Trumbull student shares the ordeal of being on life support due to virus complications

TRUMBULL, Conn. (WTNH) — “On my 12th birthday, I was basically passing out in bed,” says Trumbull’s Jake Nuland.

In 2011, he felt unwell but had no idea his happy, normal life was going to be derailed.

“I went up to him and his lips were blue, I thought maybe he was drinking blue Gatorade but then I saw the Gatorade on his table was yellow and I knew something was wrong. really wasn’t going,” says her mother, Lisa.

After a visit to the pediatrician, Jake was rushed to hospital with complications from the flu. He was intubated and spent four days on life support in a medically induced coma.

“The only reason I took this photo was that it occurred to me that I might not have another photo of him,” Lisa says, referring to a photo of Jake in his hospital bed.

“If I hadn’t had the flu shot, I would probably be dead right now,” Jake says.

Lisa credits the vaccine for giving Jake the extra protection he needed to survive.

A recent study from the Centers for Disease Control shows that even during a season when vaccine-incompatible influenza viruses predominated, vaccination was associated with a reduced risk of serious influenza illness in children.

“For me, if the medical community is advising – I know a lot of people think it’s big pharma and other factors at play, maybe there is. But I trust our doctor who saved his life,” she said.

Jake, now a junior in college, still lives with scars in his lungs. Every day, he participates in mechanical vest therapy to decongest his chest.

“His life has been affected by this flu even now, it takes him longer to finish his studies because he gets sick and we have to be more careful,” says Lisa.

The message from this Trumbull family?

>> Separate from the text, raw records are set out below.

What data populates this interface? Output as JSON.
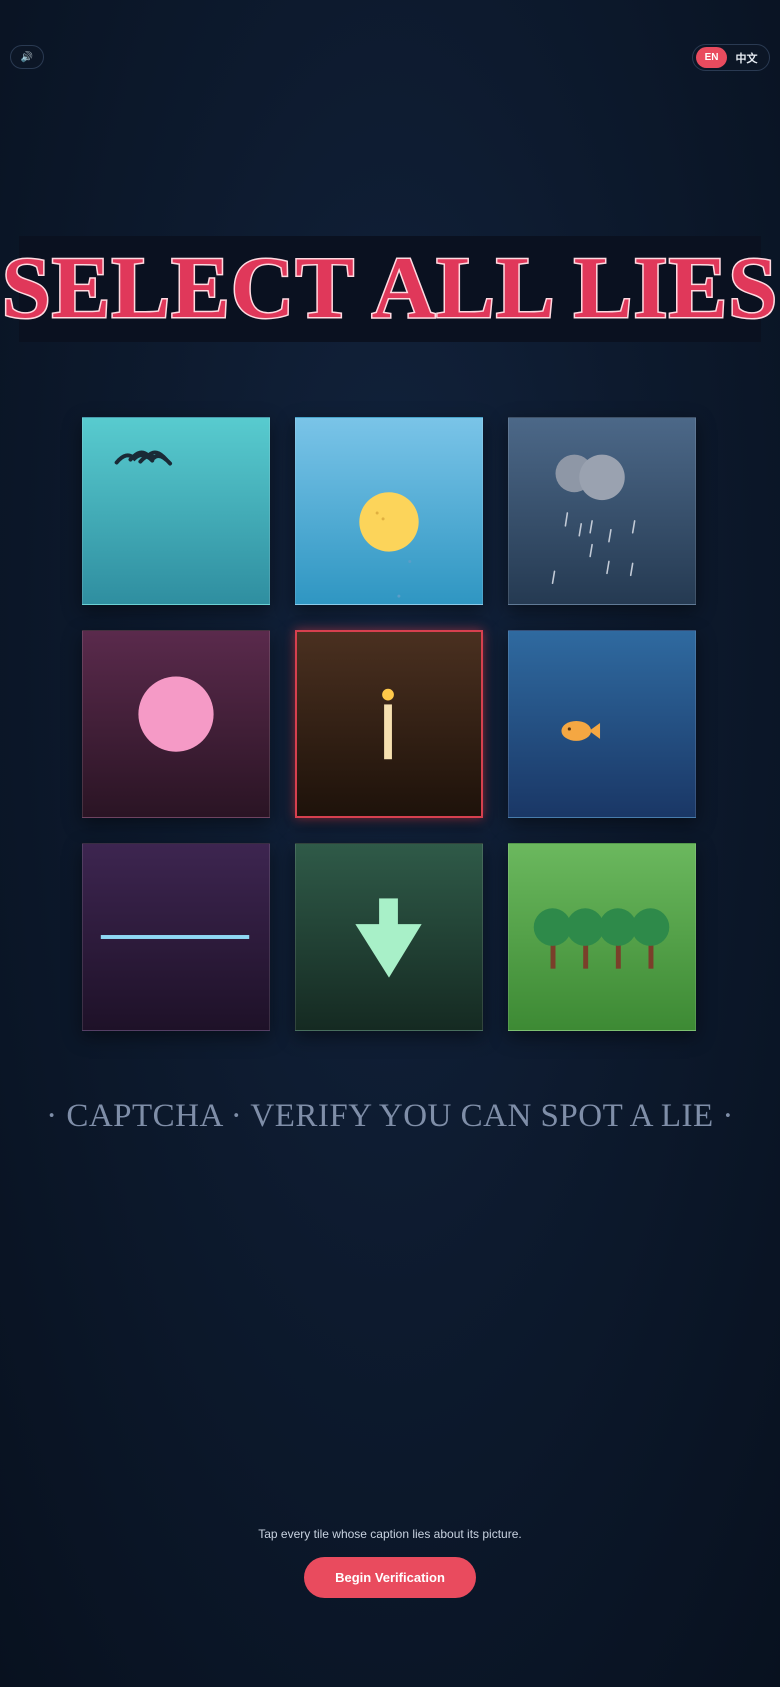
{
  "controls": {
    "sound_icon": "speaker-icon",
    "sound_glyph": "🔊",
    "lang_en": "EN",
    "lang_zh": "中文",
    "active_lang": "EN"
  },
  "title": "SELECT ALL LIES",
  "tiles": [
    {
      "name": "birds-tile",
      "icon": "birds-icon",
      "selected": false
    },
    {
      "name": "sun-tile",
      "icon": "sun-icon",
      "selected": false
    },
    {
      "name": "rain-cloud-tile",
      "icon": "rain-cloud-icon",
      "selected": false
    },
    {
      "name": "pink-circle-tile",
      "icon": "pink-circle-icon",
      "selected": false
    },
    {
      "name": "candle-tile",
      "icon": "candle-icon",
      "selected": true
    },
    {
      "name": "fish-tile",
      "icon": "fish-icon",
      "selected": false
    },
    {
      "name": "horizon-line-tile",
      "icon": "line-icon",
      "selected": false
    },
    {
      "name": "down-arrow-tile",
      "icon": "down-arrow-icon",
      "selected": false
    },
    {
      "name": "trees-tile",
      "icon": "trees-icon",
      "selected": false
    }
  ],
  "subtitle": "· CAPTCHA · VERIFY YOU CAN SPOT A LIE ·",
  "hint": "Tap every tile whose caption lies about its picture.",
  "begin_button": "Begin Verification",
  "colors": {
    "accent": "#e94b5e",
    "title_fill": "#e0385a",
    "selected_border": "#d6404f"
  }
}
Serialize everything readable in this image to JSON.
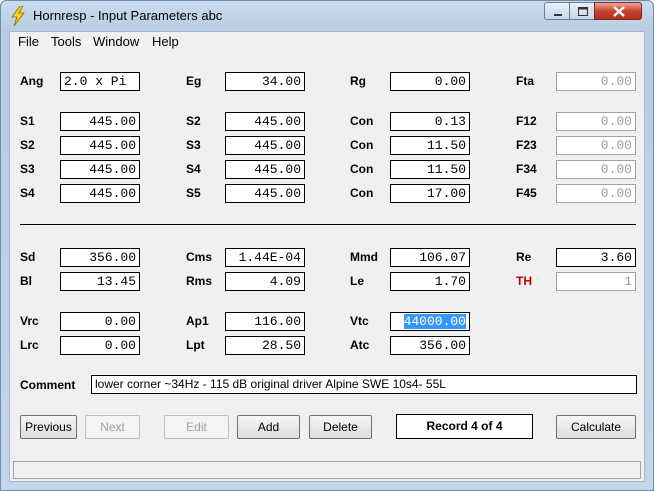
{
  "window": {
    "title": "Hornresp - Input Parameters   abc"
  },
  "menu": [
    "File",
    "Tools",
    "Window",
    "Help"
  ],
  "row_ang": {
    "ang_label": "Ang",
    "ang_value": "2.0 x Pi",
    "eg_label": "Eg",
    "eg_value": "34.00",
    "rg_label": "Rg",
    "rg_value": "0.00",
    "fta_label": "Fta",
    "fta_value": "0.00"
  },
  "rows": [
    {
      "a": "S1",
      "av": "445.00",
      "b": "S2",
      "bv": "445.00",
      "c": "Con",
      "cv": "0.13",
      "d": "F12",
      "dv": "0.00"
    },
    {
      "a": "S2",
      "av": "445.00",
      "b": "S3",
      "bv": "445.00",
      "c": "Con",
      "cv": "11.50",
      "d": "F23",
      "dv": "0.00"
    },
    {
      "a": "S3",
      "av": "445.00",
      "b": "S4",
      "bv": "445.00",
      "c": "Con",
      "cv": "11.50",
      "d": "F34",
      "dv": "0.00"
    },
    {
      "a": "S4",
      "av": "445.00",
      "b": "S5",
      "bv": "445.00",
      "c": "Con",
      "cv": "17.00",
      "d": "F45",
      "dv": "0.00"
    }
  ],
  "driver": {
    "sd_label": "Sd",
    "sd": "356.00",
    "cms_label": "Cms",
    "cms": "1.44E-04",
    "mmd_label": "Mmd",
    "mmd": "106.07",
    "re_label": "Re",
    "re": "3.60",
    "bl_label": "Bl",
    "bl": "13.45",
    "rms_label": "Rms",
    "rms": "4.09",
    "le_label": "Le",
    "le": "1.70",
    "th_label": "TH",
    "th": "1"
  },
  "chamber": {
    "vrc_label": "Vrc",
    "vrc": "0.00",
    "ap1_label": "Ap1",
    "ap1": "116.00",
    "vtc_label": "Vtc",
    "vtc": "44000.00",
    "lrc_label": "Lrc",
    "lrc": "0.00",
    "lpt_label": "Lpt",
    "lpt": "28.50",
    "atc_label": "Atc",
    "atc": "356.00"
  },
  "comment": {
    "label": "Comment",
    "value": "lower corner ~34Hz - 115 dB original driver Alpine SWE 10s4- 55L"
  },
  "buttons": {
    "previous": "Previous",
    "next": "Next",
    "edit": "Edit",
    "add": "Add",
    "delete": "Delete",
    "calculate": "Calculate"
  },
  "record": "Record 4 of 4",
  "colors": {
    "accent": "#3399ff",
    "th_label": "#c00000"
  }
}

Take the flu – and the recommended measures to prevent it – very seriously.

“I just know that everything about him going to fight it was worth it to me — when you pray for a miracle, it’s the miracle,” Lisa says.

Here in our region, the flu season usually peaks at the end of February or March, so there is still time to protect yourself. Experts encourage anyone over the age of six months to get vaccinated.